Field trials in Minatec Campus
5G new waveforms (2015 -- )
The future generations of wireless networks (a.k.a 5G) will have to cope with a high degree of heterogeneity in terms of services (Broadband, machine type communications (MTC), Internet of Things (IOT), Vehicular to vehicular (V2V) . . . ) and requirements (high data rates, low latency, high reliability, coexistence, . . . )
Even though Cyclic Prefix Orthogonal Frequency Division Multiplexing (CP-OFDM) is the most prominent multi-carrier modulation technique in wireless standards for below 6GHz transmission (used in 4G, DVB-T, Wifi, . . . ), it also exhibits some intrinsic drawbacks. These limitations make CP-OFDM poorly appealing for 5G and have motivated the study and the comparison of alternative waveforms such as Universal-Filtered OFDM (UF-OFDM) or Filter Bank Multicarrier (FBMC).
We have introduced a new quasi-orthogonal waveform called Block-Filtered OFDM (BF-OFDM) that combines most of the advantages of the aforementioned waveforms at the price of slight complexity increase. Spectral localization and performance in multi-user scenario is enhanced w.r.t OFDM and simple equalization as well as all classical MIMO schemes can be straightforwardly considered. The proposed waveform is scalable and can be used in various configurations and services, which paves the way for future heterogeneous systems.

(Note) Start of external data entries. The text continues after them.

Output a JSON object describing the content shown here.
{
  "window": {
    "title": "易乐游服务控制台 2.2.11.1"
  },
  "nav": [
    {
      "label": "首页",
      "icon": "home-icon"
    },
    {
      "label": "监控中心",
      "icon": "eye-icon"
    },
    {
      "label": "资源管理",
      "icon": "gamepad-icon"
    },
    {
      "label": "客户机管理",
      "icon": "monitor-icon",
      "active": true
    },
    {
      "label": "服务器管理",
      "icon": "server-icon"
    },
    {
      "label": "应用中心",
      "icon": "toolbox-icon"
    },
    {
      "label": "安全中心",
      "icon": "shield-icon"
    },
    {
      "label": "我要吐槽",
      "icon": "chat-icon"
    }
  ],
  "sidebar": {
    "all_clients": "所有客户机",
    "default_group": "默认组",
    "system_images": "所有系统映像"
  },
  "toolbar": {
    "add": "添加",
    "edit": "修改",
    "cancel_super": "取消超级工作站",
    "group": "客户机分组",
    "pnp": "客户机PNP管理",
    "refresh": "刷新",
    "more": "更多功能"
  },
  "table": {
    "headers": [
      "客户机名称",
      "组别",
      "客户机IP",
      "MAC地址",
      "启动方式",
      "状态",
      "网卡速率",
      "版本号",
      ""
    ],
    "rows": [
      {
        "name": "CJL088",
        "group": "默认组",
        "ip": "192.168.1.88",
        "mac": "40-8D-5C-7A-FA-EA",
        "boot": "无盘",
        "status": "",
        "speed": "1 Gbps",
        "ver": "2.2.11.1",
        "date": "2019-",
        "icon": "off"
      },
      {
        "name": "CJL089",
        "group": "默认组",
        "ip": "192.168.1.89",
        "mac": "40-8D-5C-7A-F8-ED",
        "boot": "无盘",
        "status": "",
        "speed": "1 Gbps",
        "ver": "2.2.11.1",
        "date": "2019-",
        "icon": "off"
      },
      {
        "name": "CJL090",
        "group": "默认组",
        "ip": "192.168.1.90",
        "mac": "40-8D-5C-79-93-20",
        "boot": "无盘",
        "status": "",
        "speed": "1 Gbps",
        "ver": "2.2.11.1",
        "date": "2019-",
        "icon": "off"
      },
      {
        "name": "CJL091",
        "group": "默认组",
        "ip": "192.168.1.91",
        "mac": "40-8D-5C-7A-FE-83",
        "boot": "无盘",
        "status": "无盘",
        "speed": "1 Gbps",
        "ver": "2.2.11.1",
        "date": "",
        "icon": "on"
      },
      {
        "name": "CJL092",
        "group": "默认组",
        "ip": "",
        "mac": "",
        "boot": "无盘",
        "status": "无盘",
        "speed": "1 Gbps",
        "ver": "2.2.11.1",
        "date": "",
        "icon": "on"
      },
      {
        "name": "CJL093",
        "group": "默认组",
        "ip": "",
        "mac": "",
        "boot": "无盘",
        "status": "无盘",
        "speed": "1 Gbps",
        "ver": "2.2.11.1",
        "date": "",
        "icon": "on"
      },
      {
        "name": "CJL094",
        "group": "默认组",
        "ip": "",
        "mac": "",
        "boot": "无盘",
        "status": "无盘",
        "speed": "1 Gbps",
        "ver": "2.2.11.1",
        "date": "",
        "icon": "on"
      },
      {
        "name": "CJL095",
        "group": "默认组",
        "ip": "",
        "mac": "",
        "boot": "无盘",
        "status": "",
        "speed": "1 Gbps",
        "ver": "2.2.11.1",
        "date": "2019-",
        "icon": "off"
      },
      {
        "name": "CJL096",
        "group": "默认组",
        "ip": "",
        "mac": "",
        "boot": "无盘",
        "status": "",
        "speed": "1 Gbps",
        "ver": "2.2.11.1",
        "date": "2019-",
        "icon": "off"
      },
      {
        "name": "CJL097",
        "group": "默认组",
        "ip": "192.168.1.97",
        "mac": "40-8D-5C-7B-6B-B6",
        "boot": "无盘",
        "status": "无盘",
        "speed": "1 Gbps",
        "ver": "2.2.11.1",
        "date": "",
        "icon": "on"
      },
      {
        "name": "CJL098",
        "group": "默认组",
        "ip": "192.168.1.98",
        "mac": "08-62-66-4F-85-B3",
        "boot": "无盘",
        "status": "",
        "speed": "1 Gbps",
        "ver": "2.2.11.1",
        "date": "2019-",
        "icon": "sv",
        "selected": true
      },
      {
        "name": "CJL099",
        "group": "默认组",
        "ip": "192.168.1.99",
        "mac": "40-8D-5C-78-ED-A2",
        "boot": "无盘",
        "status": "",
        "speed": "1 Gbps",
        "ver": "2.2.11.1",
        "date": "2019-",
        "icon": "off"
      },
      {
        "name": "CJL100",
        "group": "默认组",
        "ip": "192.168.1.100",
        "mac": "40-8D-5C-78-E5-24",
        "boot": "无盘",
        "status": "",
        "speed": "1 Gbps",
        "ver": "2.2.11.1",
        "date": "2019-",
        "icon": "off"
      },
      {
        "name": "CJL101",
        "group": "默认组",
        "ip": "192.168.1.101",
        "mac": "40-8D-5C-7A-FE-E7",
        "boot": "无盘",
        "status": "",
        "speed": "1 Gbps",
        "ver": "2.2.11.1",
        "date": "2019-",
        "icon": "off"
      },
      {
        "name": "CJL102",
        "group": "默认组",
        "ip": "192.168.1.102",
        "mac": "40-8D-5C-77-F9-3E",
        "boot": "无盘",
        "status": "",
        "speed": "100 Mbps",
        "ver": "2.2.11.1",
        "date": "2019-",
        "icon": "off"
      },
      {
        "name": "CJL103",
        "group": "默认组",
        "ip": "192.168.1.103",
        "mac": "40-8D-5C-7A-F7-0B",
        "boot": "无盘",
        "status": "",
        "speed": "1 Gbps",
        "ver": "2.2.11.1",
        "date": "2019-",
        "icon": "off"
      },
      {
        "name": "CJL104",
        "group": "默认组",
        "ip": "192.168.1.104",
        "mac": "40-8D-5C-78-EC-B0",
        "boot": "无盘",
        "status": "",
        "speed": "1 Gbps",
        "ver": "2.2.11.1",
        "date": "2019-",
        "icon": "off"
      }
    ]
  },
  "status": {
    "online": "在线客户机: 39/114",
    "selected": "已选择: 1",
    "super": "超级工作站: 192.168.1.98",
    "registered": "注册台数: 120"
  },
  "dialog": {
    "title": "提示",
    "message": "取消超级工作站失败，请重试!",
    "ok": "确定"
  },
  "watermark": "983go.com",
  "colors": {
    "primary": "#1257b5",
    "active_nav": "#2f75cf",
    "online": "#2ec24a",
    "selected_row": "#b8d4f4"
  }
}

This waveform has been studied in the scope of mmMagic and Fantastic-5G H2020 projects and in the french ANR WONG-5. The initial proposal has won the 2017 International Conference on Communication (ICC-2017) best paper award.

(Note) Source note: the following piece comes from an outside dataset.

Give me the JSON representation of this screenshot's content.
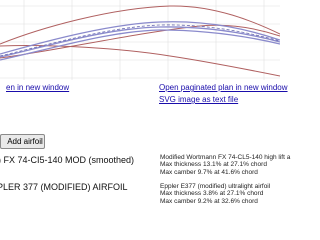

Riesco Platform (2013 - 2015)
Riesco (for Radio Logicielle pour l'Evaluation des Systèmes complexes) is a platform of the Gipsa-Lab dedicated to digital communication applications. It is composed of software defined radios (SDRs) network and has been developed since 2013 (by Damien Roque) for teaching, proves of concept and real-time digital communication validation .
Channel Estimation versus time and versus OFDM carrier index, with USRP-B200
The platform is composed of 6 software defined radios, 4 USRP N210 and 2 USRP B200 from Ettus Research. The SDRs are mastered by an external Octoclock and controlled by a host PC under Xubuntu with GnuRadio project .
PhD Thesis (2012 - 2015)
Radio frequency transceivers are now massively multi-standards, which means that several communication standards can cohabit in the same environment. As a consequence, analog components have to face critical design constraints to match the different standards requirements and self-interferences that are directly introduced by the architecture itself are more and more present and detrimental.

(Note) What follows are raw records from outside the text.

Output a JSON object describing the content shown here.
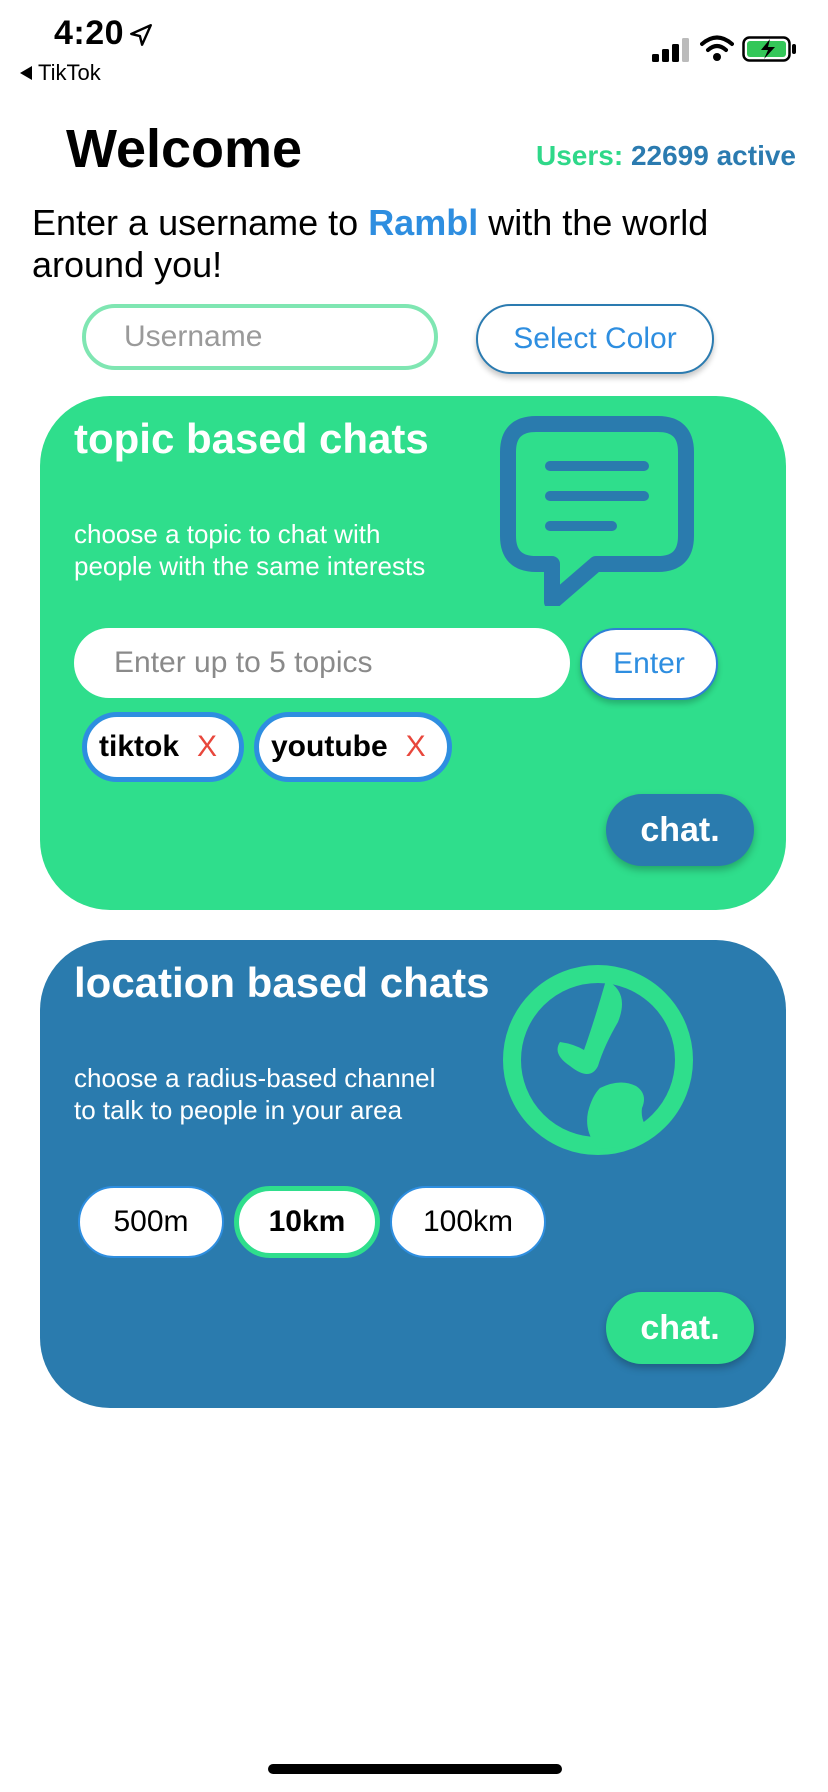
{
  "status_bar": {
    "time": "4:20",
    "back_app": "TikTok"
  },
  "header": {
    "title": "Welcome",
    "users_label": "Users:",
    "users_count": "22699 active"
  },
  "intro": {
    "before": "Enter a username to ",
    "brand": "Rambl",
    "after": " with the world around you!"
  },
  "username": {
    "placeholder": "Username",
    "value": ""
  },
  "select_color_label": "Select Color",
  "topic_card": {
    "title": "topic based chats",
    "description": "choose a topic to chat with people with the same interests",
    "topics_placeholder": "Enter up to 5 topics",
    "enter_label": "Enter",
    "topics": [
      {
        "label": "tiktok",
        "remove": "X"
      },
      {
        "label": "youtube",
        "remove": "X"
      }
    ],
    "chat_label": "chat."
  },
  "location_card": {
    "title": "location based chats",
    "description": "choose a radius-based channel to talk to people in your area",
    "radii": [
      "500m",
      "10km",
      "100km"
    ],
    "selected_radius": "10km",
    "chat_label": "chat."
  },
  "colors": {
    "green": "#2fde8c",
    "blue": "#2a7bae",
    "accent_blue": "#2e8ee0",
    "remove_red": "#e8473c"
  },
  "icons": {
    "topic_card": "chat-bubble-icon",
    "location_card": "globe-icon"
  }
}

My work exploits the dirty RF paradigm : we accept the signal to be polluted by self-interferences and we develop digital signal processing algorithms to mitigate those aforementioned pollutions and improve signal quality.
The main purpose is to study different self-interferences and propose baseband models and digital adaptive algorithms for which we derive closed form formulae of both transient and asymptotic performance. This approach is necessary to propose algorithms specifications than can cope with different standards or requirements. We also propose an original adaptive step-size overlay to improve transient performance of our method. The final step is to validate our approach on a system on chip dedicated to cellular communications and on a software defined radio.
Our work on Tx Leakage digital compensation has been granted by Crowncom 2016 Best paper award.